American shot putter (1968–2021)

Cottrell James Hunter III (December 14, 1968 – November 28, 2021) was an American shot putter, coach, and the 1999 World Champion.

Hunter is well known for his involvement in the BALCO scandal and as the former spouse of sprinter Marion Jones.

==Biography==
===College career===
The 6'1", 330 lb Hunter was a three-time All-American at Penn State University, where he still holds the outdoor and indoor shot put record (65'5" and 64'4½", or 19.93 m and 19.62 m respectively). He earned his B.A. in political science in 1991. Hunter first began throwing the shot after failing to make the basketball team at Hyde Park, New York's Franklin D. Roosevelt Senior High School.

===Olympics and failed drug test===
Hunter competed at the 1996 Summer Olympics, finishing seventh. Hunter's personal best throw was 71' 9", (21.87 m) thrown during a 2nd-place finish in the 2000 US Olympic Trials.

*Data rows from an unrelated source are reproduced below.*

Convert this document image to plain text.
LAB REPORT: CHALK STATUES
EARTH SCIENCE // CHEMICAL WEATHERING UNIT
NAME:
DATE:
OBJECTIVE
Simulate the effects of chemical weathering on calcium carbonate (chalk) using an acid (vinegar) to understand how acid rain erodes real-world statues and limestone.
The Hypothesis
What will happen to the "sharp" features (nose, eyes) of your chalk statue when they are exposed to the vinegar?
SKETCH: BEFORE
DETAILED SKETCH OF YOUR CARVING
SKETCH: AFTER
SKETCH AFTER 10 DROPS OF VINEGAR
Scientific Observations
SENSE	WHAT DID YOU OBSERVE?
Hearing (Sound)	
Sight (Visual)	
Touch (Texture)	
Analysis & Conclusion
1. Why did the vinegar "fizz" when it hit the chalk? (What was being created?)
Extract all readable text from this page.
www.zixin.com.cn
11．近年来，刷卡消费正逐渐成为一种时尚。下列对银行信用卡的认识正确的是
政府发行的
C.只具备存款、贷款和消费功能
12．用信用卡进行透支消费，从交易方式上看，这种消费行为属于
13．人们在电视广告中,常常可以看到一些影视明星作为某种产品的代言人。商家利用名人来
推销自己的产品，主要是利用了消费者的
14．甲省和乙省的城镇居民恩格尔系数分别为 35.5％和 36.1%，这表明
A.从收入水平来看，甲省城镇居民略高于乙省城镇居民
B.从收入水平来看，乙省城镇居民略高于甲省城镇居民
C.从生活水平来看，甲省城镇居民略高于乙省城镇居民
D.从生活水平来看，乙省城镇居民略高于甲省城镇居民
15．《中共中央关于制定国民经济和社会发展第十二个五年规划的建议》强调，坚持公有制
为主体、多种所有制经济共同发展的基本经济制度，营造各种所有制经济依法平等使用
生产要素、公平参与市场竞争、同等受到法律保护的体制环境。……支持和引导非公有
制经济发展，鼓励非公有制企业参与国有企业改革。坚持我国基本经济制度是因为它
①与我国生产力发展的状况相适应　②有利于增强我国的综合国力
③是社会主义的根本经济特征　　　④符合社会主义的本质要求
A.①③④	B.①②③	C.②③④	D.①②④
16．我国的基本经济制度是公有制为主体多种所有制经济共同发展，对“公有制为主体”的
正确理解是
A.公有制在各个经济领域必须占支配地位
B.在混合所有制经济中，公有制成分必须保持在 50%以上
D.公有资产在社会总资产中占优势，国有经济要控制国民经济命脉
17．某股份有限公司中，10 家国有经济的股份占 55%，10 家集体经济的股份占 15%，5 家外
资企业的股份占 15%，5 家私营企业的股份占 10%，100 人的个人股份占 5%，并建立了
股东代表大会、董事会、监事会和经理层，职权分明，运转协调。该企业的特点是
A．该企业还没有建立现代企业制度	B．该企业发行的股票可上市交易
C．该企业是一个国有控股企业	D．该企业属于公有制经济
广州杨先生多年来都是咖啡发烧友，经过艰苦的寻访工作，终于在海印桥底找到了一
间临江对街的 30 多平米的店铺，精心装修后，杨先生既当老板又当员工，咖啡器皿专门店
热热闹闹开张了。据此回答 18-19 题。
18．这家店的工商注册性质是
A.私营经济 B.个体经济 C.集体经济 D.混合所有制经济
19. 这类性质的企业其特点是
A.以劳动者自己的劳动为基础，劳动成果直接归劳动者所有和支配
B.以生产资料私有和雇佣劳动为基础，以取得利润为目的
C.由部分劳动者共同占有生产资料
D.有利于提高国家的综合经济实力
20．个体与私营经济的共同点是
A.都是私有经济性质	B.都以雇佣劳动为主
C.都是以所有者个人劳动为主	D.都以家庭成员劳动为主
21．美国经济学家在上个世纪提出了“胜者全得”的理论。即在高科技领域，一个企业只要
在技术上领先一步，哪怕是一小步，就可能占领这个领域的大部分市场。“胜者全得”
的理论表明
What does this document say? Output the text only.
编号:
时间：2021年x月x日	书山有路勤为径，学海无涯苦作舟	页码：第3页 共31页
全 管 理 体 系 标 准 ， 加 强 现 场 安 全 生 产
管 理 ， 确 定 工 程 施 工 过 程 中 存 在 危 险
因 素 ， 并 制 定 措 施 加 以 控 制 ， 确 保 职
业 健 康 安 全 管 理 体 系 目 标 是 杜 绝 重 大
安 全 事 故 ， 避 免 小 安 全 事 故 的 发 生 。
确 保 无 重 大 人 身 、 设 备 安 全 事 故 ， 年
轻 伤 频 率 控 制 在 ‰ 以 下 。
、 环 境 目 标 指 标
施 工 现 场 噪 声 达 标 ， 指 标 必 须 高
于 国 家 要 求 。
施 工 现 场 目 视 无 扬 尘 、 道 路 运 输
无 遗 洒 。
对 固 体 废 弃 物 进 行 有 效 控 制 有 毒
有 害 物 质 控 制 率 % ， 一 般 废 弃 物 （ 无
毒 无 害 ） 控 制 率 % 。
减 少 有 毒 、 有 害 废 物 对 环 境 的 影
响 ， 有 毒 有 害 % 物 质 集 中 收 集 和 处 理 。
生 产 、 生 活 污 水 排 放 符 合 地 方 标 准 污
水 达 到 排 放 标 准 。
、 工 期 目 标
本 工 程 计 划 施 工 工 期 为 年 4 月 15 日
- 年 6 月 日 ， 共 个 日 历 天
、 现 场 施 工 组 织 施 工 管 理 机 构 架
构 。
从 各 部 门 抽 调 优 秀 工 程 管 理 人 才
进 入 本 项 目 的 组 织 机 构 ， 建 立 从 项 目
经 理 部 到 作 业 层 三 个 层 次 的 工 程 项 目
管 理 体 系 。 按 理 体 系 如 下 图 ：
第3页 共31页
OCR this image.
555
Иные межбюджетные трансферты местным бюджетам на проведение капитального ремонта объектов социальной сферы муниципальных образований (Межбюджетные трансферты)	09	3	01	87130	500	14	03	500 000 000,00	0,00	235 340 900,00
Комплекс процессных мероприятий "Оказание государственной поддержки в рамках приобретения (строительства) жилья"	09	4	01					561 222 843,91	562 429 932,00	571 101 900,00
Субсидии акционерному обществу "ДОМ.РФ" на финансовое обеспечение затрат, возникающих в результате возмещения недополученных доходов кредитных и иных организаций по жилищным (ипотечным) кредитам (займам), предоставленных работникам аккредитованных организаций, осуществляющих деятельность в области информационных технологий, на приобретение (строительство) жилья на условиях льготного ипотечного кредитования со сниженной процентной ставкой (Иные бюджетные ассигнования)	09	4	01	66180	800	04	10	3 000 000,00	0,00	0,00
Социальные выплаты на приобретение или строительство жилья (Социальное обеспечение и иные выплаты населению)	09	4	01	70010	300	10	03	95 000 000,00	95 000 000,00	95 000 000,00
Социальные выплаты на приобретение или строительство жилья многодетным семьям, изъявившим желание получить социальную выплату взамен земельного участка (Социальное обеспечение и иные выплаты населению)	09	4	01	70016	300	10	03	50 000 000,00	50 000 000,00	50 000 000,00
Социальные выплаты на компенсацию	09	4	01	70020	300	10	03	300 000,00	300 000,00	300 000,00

Hunter tested positive for the performance-enhancing steroid Nandrolone at the Bislett Games, which was revealed before he was scheduled to compete in the 2000 Summer Olympics. Hunter was dropped from the team as a result.

===Personal life===
Hunter first met Marion Jones when she was 16. They reconnected in 1995 when he was hired as a coach with the University of North Carolina track team. He was forced to resign from his position after refusing to conform with school rules that prohibited coach-athlete dating. They married on October 3, 1998, and divorced in 2002 following the BALCO scandal.

Hunter resided in Holly Springs, North Carolina with his son Nico from his third marriage.

Hunter died on November 28, 2021, at the age of 52.